O Atlas Mundial da Obesidade 2026, divulgado no Dia Mundial da Obesidade, aponta que 20,7% das crianças e adolescentes de 5 a 19 anos vivem com sobrepeso ou obesidade, totalizando 419 milhões no planeta. A projeção é chegar a 507 milhões até 2040.
A entidade ressalta que o sobrepeso infantil pode evoluir para quadros semelhantes aos adultos, como hipertensão e doenças cardíacas. Estima-se que, até 2040, 57,6 milhões apresentem sinais precoces de doença cardiovascular e 43,2 milhões de hipertensão nessa faixa etária.
A Federação Mundial de Obesidade critica a insuficiência de políticas públicas de prevenção, monitoramento e manejo da obesidade infantil em muitos países.

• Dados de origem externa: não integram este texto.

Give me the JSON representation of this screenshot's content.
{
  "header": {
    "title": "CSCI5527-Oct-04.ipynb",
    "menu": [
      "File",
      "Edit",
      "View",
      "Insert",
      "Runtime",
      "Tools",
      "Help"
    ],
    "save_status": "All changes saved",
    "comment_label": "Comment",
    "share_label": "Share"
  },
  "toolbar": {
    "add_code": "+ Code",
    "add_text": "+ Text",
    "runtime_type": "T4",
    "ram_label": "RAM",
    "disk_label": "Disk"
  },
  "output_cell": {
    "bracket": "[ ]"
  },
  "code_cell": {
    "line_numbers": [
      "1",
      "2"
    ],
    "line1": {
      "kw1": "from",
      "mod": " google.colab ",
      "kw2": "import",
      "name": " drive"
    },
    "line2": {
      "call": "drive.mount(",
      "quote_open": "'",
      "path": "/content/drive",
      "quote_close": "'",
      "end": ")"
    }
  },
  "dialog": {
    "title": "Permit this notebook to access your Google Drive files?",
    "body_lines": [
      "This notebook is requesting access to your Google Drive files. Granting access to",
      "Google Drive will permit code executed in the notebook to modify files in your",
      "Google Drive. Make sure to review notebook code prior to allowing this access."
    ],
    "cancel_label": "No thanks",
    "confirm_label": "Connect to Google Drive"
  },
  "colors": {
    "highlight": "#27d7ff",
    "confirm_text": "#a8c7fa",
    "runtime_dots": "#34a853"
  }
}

A organização defende medidas como tributação de bebidas açucaradas, restrições de publicidade infantil e promoção de atividade física.

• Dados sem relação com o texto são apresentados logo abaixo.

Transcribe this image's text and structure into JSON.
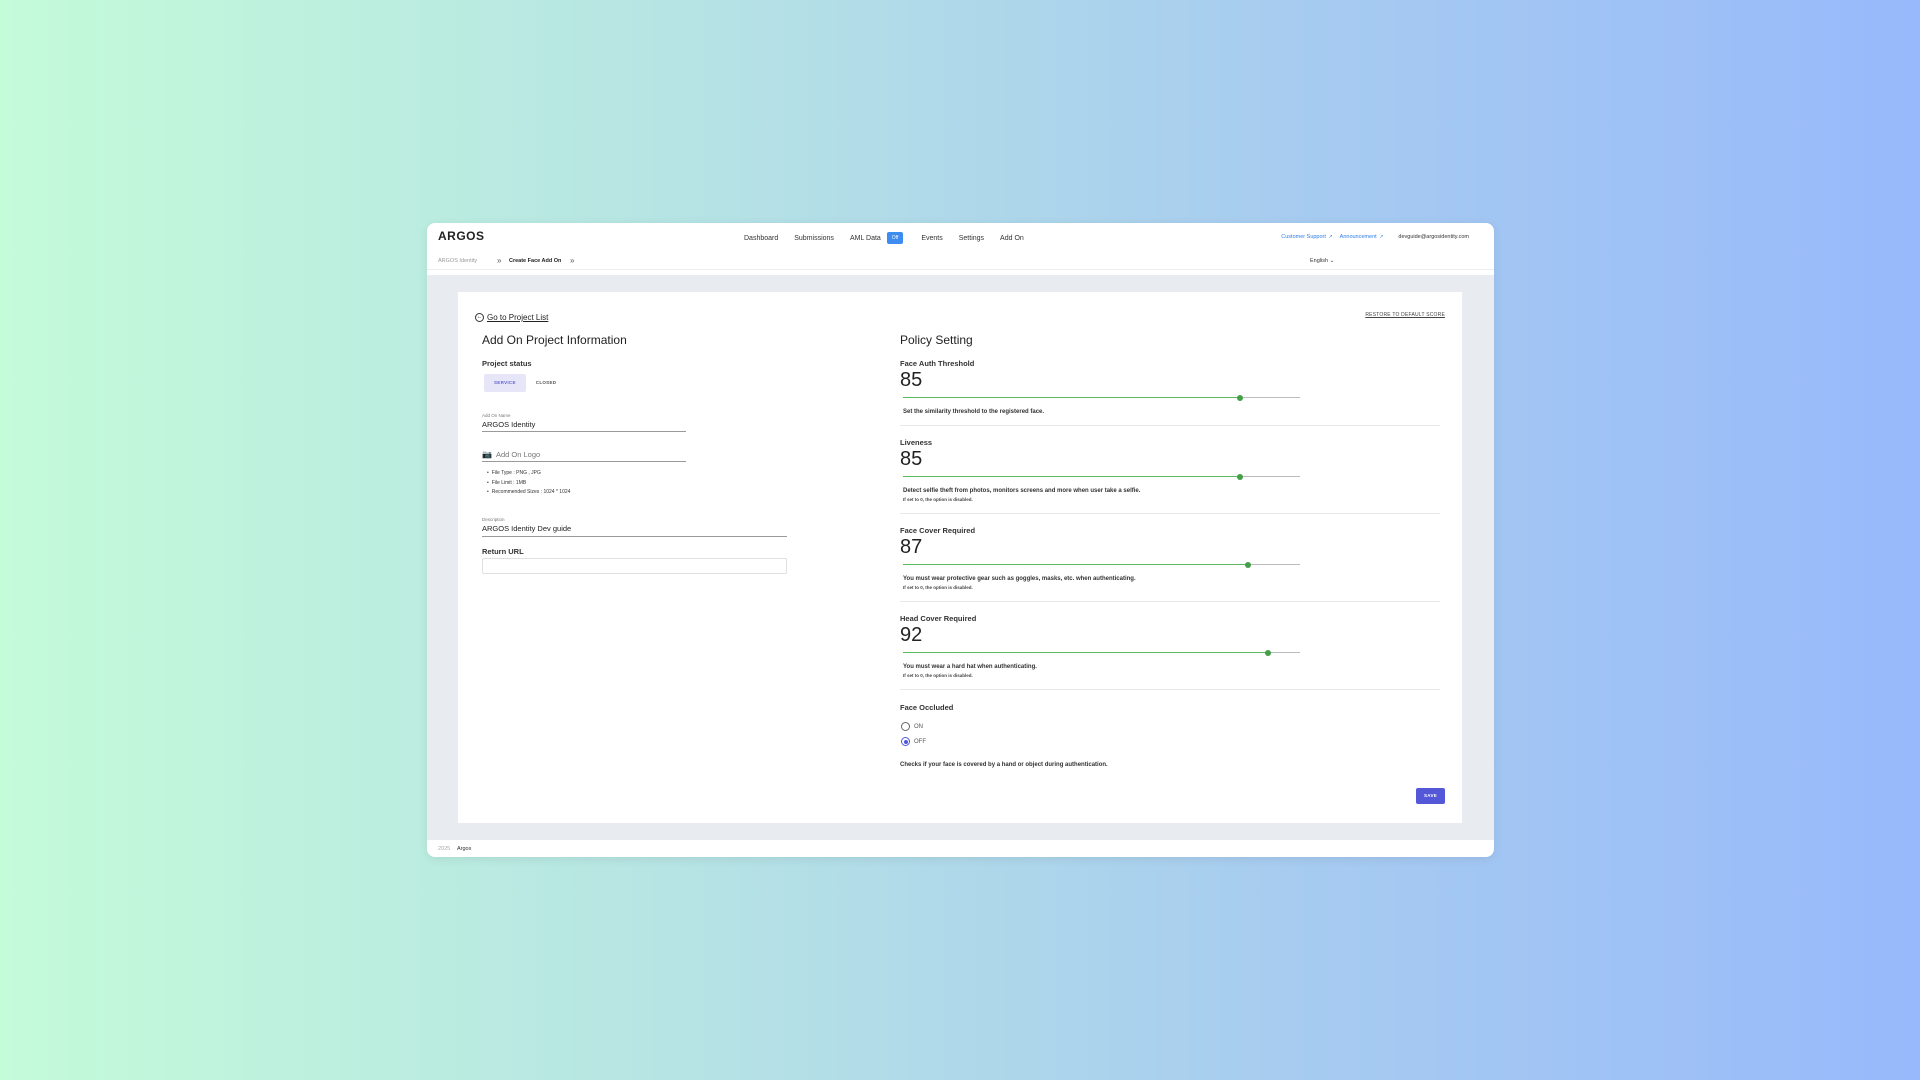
{
  "header": {
    "logo": "ARGOS",
    "nav": {
      "dashboard": "Dashboard",
      "submissions": "Submissions",
      "aml_data": "AML Data",
      "aml_badge": "Off",
      "events": "Events",
      "settings": "Settings",
      "add_on": "Add On"
    },
    "customer_support": "Customer Support",
    "announcement": "Announcement",
    "email": "devguide@argosidentity.com"
  },
  "breadcrumb": {
    "root": "ARGOS Identity",
    "current": "Create Face Add On"
  },
  "language": "English",
  "back_link": "Go to Project List",
  "restore_label": "RESTORE TO DEFAULT SCORE",
  "info": {
    "title": "Add On Project Information",
    "status_label": "Project status",
    "status_options": [
      "SERVICE",
      "CLOSED"
    ],
    "status_selected": "SERVICE",
    "name_label": "Add On Name",
    "name_value": "ARGOS Identity",
    "logo_label": "Add On Logo",
    "logo_notes": [
      "File Type : PNG , JPG",
      "File Limit : 1MB",
      "Recommended Sizes : 1024 * 1024"
    ],
    "description_label": "Description",
    "description_value": "ARGOS Identity Dev guide",
    "return_url_label": "Return URL",
    "return_url_value": ""
  },
  "policy": {
    "title": "Policy Setting",
    "face_auth": {
      "title": "Face Auth Threshold",
      "value": "85",
      "level": 85,
      "desc": "Set the similarity threshold to the registered face."
    },
    "liveness": {
      "title": "Liveness",
      "value": "85",
      "level": 85,
      "desc": "Detect selfie theft from photos, monitors screens and more when user take a selfie.",
      "note": "If set to 0, the option is disabled."
    },
    "face_cover": {
      "title": "Face Cover Required",
      "value": "87",
      "level": 87,
      "desc": "You must wear protective gear such as goggles, masks, etc. when authenticating.",
      "note": "If set to 0, the option is disabled."
    },
    "head_cover": {
      "title": "Head Cover Required",
      "value": "92",
      "level": 92,
      "desc": "You must wear a hard hat when authenticating.",
      "note": "If set to 0, the option is disabled."
    },
    "face_occluded": {
      "title": "Face Occluded",
      "options": [
        "ON",
        "OFF"
      ],
      "selected": "OFF",
      "desc": "Checks if your face is covered by a hand or object during authentication."
    }
  },
  "save_label": "SAVE",
  "footer": {
    "year": "2025",
    "brand": "Argos"
  },
  "colors": {
    "accent": "#5457d8",
    "slider": "#43a047",
    "link": "#2f7ee6",
    "badge": "#3d8cf0"
  }
}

Entre as ações sugeridas, estão padrões mais saudáveis de alimentação escolar, proteção ao aleitamento materno e integração da prevenção com a atenção primária à saúde. A adoção dessas medidas é apresentada como essencial para reverter as tendências atuais.
Brasil: números e previsões
No Brasil, 6,6 milhões de crianças entre 5 e 9 anos apresentam sobrepeso ou obesidade. Entre 10 e 19 anos, o total sobe para 9,9 milhões, somando 16,5 milhões de jovens com sobrepeso ou obesidade no país.

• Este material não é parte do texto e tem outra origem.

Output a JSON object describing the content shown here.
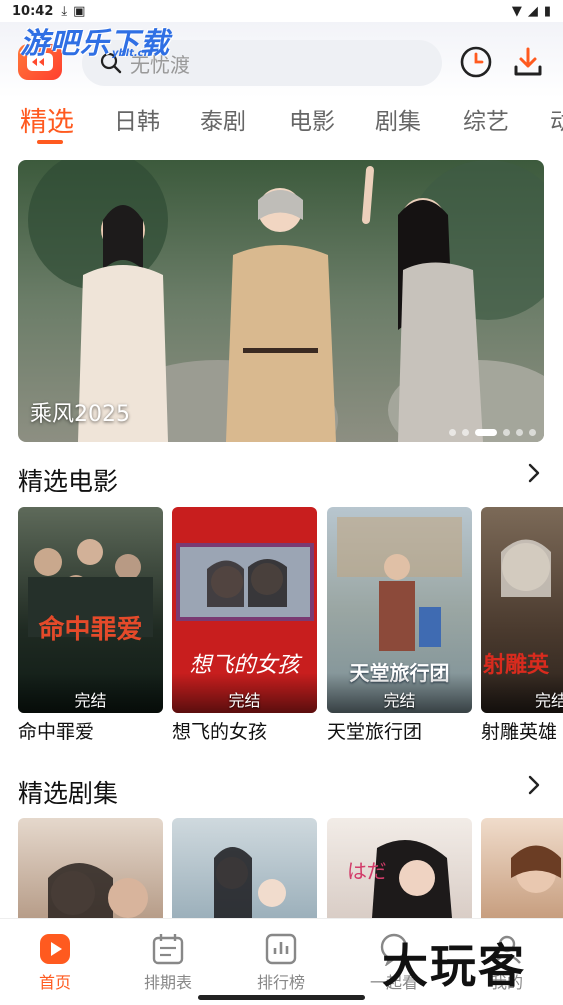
{
  "status_bar": {
    "time": "10:42"
  },
  "header": {
    "watermark": "游吧乐下载",
    "watermark_sub": "yblt.cn",
    "search_placeholder": "无忧渡"
  },
  "tabs": [
    {
      "label": "精选",
      "active": true
    },
    {
      "label": "日韩"
    },
    {
      "label": "泰剧"
    },
    {
      "label": "电影"
    },
    {
      "label": "剧集"
    },
    {
      "label": "综艺"
    },
    {
      "label": "动"
    }
  ],
  "banner": {
    "title": "乘风2025",
    "dot_count": 6,
    "active_dot": 2
  },
  "sections": {
    "movies": {
      "title": "精选电影",
      "items": [
        {
          "title": "命中罪爱",
          "status": "完结",
          "poster_text": "命中罪爱"
        },
        {
          "title": "想飞的女孩",
          "status": "完结",
          "poster_text": "想飞的女孩"
        },
        {
          "title": "天堂旅行团",
          "status": "完结",
          "poster_text": "天堂旅行团"
        },
        {
          "title": "射雕英雄",
          "status": "完结",
          "poster_text": "射雕英"
        }
      ]
    },
    "series": {
      "title": "精选剧集"
    }
  },
  "bottom_nav": [
    {
      "label": "首页",
      "icon": "home-play-icon",
      "active": true
    },
    {
      "label": "排期表",
      "icon": "calendar-icon"
    },
    {
      "label": "排行榜",
      "icon": "ranking-icon"
    },
    {
      "label": "一起看",
      "icon": "watch-together-icon"
    },
    {
      "label": "我的",
      "icon": "profile-icon"
    }
  ],
  "brand_overlay": "大玩客",
  "colors": {
    "accent": "#ff5a1f",
    "search_bg": "#eef0f4"
  }
}
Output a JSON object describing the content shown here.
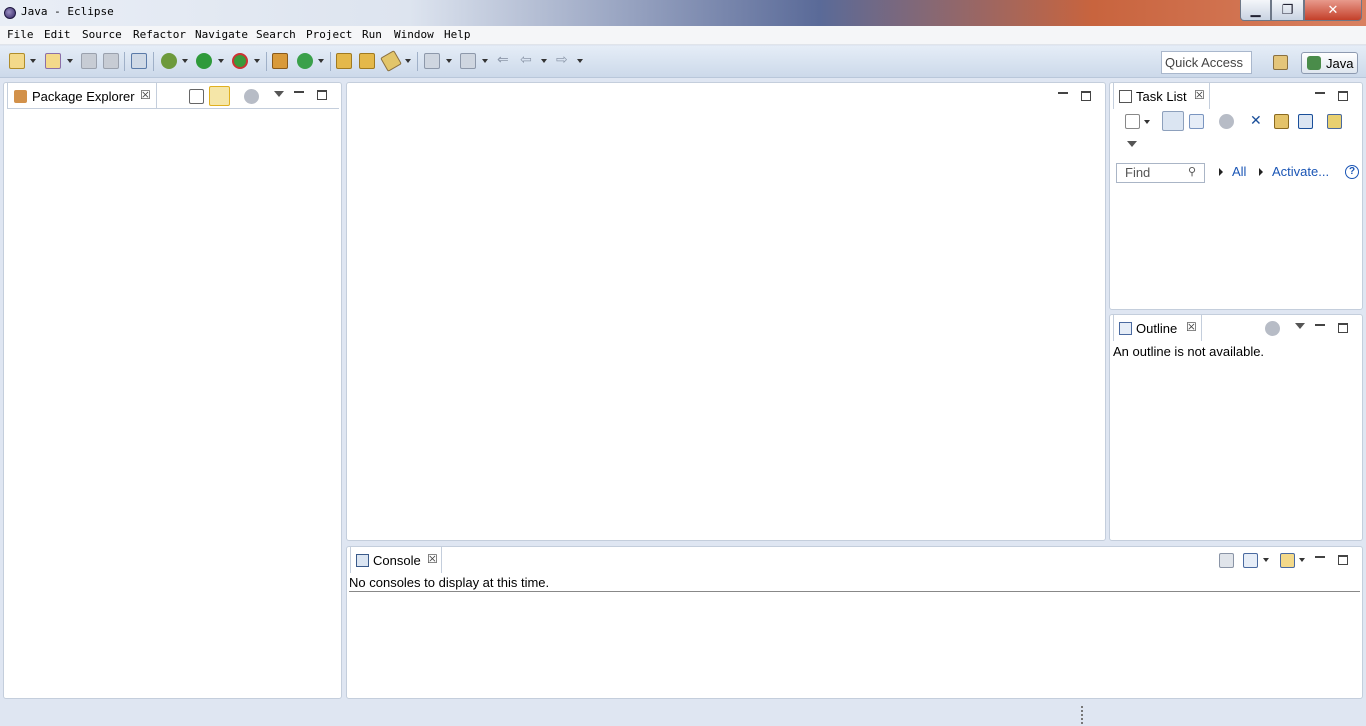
{
  "window": {
    "title": "Java - Eclipse"
  },
  "menu": [
    "File",
    "Edit",
    "Source",
    "Refactor",
    "Navigate",
    "Search",
    "Project",
    "Run",
    "Window",
    "Help"
  ],
  "toolbar": {
    "quick_access": "Quick Access",
    "perspective_label": "Java",
    "icons": [
      "new-icon",
      "new-package-icon",
      "save-icon",
      "save-all-icon",
      "toggle-breakpoint-icon",
      "debug-icon",
      "run-icon",
      "external-tools-icon",
      "new-java-class-icon",
      "open-type-icon",
      "open-task-icon",
      "search-icon",
      "annotation-next-icon",
      "annotation-previous-icon",
      "back-icon",
      "forward-icon"
    ]
  },
  "package_explorer": {
    "tab_label": "Package Explorer",
    "close": "☒"
  },
  "task_list": {
    "tab_label": "Task List",
    "close": "☒",
    "find_placeholder": "Find",
    "all_link": "All",
    "activate_link": "Activate...",
    "help": "?"
  },
  "outline": {
    "tab_label": "Outline",
    "close": "☒",
    "message": "An outline is not available."
  },
  "console": {
    "tab_label": "Console",
    "close": "☒",
    "message": "No consoles to display at this time."
  },
  "colors": {
    "accent": "#1a55b5",
    "panel_border": "#c4cedc",
    "workbench_bg": "#dfe6f2"
  }
}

Em 2025, quase 1,4 milhão de crianças brasileiras de 5 a 19 anos já tinham hipertensão associada ao IMC, 572 mil apresentavam hiperglicemia, 1,8 milhão tinham triglicerídeos elevados e 4,0 milhões tinham doença hepática gordurosa. As áreas de saúde pública acompanham esses dados com atenção.
As estimativas para 2040, no Brasil, indicam que o número de jovens com hipertensão associada ao IMC passe a 1,6 milhão, com 635 mil casos de hiperglicemia e 2,1 milhões com triglicerídeos elevados. A doença hepática esteatótica metabólica também é prevista, em cerca de 4,6 milhões de casos.
Análise e perspectivas
Especialistas destacam um crescimento preocupante dos índices de obesidade e sobrepeso infantil em escala global, com maior impacto em países de renda média e baixa. A dieta baseada em ultraprocessados acessíveis é apontada como fator relevante, afetando principalmente crianças de menor renda.
No Brasil, os especialistas lembram que já havia previsões de retração de obesidade infantil para o horizonte de uma década, e que os dados atuais sinalizam confirmação dessas tendências. A necessidade de políticas públicas mais robustas é enfatizada para todos os segmentos da população.
O atlas também chama atenção para a obesidade materna como ponto estratégico, sugerindo que intervenções nessa fase podem reduzir o peso extra em futuras gerações. A taxação de ultraprocessados e a redução da propaganda voltada a crianças aparecem entre as medidas destacadas.